Kurz hinter dem Hafentor war kein Durchkommen. Die Straßen waren immer häufiger verstopft von Droschken, Autos, Bussen und an einigen Stellen der Straßenbahn.

»Das letzte Stück kann ich laufen«, rief sie dem Kutscher zu und stieg aus. Am Binnen-Hafen schlug ihr fauliger Geruch entgegen. Wurde wirklich höchste Zeit, dass es regnete. Die Pegel der Elbe und in den Fleeten sanken bereits. Schon konnte man hier und da die mächtigen Eichenpfähle sehen, auf denen manches Haus im schlammigen Grund stand. Frieda trug eine luftige weiße Bluse und einen weiten hellblauen Rock, trotzdem lief ihr schon nach wenigen Schritten der Schweiß. Sie warf einen schnellen Blick nach rechts, ehe sie in die Deichstraße bog. Wie sehr sie Hamburgs gewaltige Speicher liebte! Als junges Mädchen hatte sie sich gewünscht, in den stolzen Backsteinbauten zu arbeiten, die Seite an Seite auf den Brook-Inseln in die Höhe ragten. Was dort nicht alles gelagert war! Kaffee- und Kakaobohnen in Säcken, Gewürze, Zucker, Tee in Holzkisten. Tee. Sie schob das flaue Gefühl, das sich mit einem Schlag in ihr ausbreiten wollte, beiseite. Statt auf einem Speicherboden würde sie demnächst in ihrem eigenen kleinen Kontor im Ballinhaus ihrer Arbeit nachgehen. Mit Blick auf das Chilehaus, dessen aufsehenerregende Form an den Bug eines Schiffes erinnerte, das mitten durch die Stadt pflügt. Dort würde sie Bestellungen und Rechnungen schreiben, sich neue Rezepte überlegen, die sie später in der Küche ausprobieren konnte, und Kontakt mit Lieferanten und Abnehmern halten. Und sie würde allmählich alles lernen, was ein Hamburger Kaufmann wissen musste, der mit dem Import sein Geld verdiente. Ihr Vater konnte sicher sein, dass Frieda mit Per einen erfahrenen Mann an ihrer Seite hatte, mit dem sie gemeinsam die Leitung des Unternehmens bewältigen konnte. Und dann war da ja auch noch Ernst, der bis dahin gewiss alle nötigen Fähigkeiten erworben haben und sie uneingeschränkt unterstützen würde. Genau davon hatte sie geträumt, nur war es ihr bis vor Kurzem unmöglich erschienen, dass dieser Traum je in Erfüllung gehen könnte. Sie seufzte zufrieden. Bis es soweit war, dauerte es natürlich noch, und das war auch gut so. Ihr Vater war noch nicht alt und würde die Zügel noch lange in der Hand behalten.

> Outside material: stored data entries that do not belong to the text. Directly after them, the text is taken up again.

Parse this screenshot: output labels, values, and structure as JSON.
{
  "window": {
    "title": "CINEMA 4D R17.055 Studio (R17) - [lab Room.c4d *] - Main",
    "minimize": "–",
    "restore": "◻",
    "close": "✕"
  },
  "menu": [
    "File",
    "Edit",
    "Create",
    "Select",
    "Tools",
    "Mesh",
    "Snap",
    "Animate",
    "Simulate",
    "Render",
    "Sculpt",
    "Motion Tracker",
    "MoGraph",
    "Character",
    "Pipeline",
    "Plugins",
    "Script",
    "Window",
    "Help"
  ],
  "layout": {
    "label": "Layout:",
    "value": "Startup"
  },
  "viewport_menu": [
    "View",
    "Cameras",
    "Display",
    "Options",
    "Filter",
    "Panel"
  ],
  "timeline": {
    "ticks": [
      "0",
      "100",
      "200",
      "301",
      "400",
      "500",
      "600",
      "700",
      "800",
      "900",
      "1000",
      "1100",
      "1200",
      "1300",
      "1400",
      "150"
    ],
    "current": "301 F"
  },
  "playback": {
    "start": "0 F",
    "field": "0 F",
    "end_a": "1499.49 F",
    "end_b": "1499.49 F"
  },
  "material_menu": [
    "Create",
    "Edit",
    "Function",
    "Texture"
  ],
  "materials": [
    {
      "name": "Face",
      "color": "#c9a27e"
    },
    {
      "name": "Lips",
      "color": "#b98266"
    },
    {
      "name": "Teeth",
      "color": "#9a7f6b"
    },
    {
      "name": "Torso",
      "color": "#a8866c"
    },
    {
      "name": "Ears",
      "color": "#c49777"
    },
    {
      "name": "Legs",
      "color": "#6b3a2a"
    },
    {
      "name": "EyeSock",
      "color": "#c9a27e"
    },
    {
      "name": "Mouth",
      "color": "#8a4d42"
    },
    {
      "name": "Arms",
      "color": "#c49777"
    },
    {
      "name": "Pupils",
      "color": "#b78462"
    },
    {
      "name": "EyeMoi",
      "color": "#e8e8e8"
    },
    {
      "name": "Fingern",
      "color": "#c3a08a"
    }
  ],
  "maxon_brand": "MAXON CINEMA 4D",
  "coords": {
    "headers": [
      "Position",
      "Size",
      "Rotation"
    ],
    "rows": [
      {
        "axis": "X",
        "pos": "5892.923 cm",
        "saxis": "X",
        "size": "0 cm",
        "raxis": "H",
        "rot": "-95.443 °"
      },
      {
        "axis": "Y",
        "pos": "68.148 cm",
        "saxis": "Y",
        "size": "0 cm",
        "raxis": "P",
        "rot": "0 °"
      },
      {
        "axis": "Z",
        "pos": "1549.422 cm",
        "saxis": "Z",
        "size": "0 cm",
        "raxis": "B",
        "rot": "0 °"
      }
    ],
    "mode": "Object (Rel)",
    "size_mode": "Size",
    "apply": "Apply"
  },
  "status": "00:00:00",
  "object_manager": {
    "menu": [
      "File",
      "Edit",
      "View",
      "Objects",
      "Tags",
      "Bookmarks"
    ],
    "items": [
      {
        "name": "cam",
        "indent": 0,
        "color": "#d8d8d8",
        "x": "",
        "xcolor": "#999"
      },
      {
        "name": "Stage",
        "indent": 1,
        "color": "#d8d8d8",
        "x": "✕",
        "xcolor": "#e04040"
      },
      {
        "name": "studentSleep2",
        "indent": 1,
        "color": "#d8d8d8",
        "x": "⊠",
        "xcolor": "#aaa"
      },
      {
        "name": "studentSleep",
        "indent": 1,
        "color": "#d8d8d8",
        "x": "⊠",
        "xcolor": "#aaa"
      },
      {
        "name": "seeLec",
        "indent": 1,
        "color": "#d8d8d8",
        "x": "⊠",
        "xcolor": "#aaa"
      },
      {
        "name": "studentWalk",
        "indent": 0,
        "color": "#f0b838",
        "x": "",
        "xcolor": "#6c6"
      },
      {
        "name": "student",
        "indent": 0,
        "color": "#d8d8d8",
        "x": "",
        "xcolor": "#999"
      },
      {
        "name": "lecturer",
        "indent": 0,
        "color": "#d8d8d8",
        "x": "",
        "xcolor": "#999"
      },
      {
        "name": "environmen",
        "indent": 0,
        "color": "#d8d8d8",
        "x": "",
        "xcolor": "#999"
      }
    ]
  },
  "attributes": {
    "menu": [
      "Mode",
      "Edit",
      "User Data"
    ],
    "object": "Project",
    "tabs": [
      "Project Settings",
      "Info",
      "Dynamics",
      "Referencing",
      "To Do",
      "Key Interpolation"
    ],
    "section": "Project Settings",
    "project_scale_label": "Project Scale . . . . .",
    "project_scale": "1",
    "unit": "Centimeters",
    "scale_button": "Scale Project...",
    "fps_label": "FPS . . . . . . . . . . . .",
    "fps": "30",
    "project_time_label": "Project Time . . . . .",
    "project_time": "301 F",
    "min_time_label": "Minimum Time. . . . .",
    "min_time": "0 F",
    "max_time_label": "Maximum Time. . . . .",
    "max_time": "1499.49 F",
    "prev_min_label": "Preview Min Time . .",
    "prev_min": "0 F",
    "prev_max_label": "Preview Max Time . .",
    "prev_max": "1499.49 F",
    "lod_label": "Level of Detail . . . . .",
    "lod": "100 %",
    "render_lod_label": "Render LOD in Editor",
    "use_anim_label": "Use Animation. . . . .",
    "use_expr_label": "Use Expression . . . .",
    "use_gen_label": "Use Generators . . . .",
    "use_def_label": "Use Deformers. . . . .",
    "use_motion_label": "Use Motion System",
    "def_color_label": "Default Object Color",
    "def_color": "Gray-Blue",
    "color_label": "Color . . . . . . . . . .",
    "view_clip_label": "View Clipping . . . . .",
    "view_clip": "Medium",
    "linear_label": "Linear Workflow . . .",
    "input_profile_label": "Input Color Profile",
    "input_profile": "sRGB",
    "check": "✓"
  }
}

Vorerst lag es in ihrer Verantwortung, Hannemannsche Schokolade herzustellen und zu verkaufen. Frieda würde ihren Vater nicht enttäuschen, dachte sie, während sie das schlichte weiße Haus in der Deichstraße betrat. Und sie würde beweisen, dass eine Frau durchaus für die Geschäftsleitung taugte.

Auf der Treppe in den ersten Stock stieß sie beinahe mit Hein Spreckelsen zusammen.

»Moin, Mademoiselle!« Er strahlte sie an und riss sich seine Mütze vom Kopf.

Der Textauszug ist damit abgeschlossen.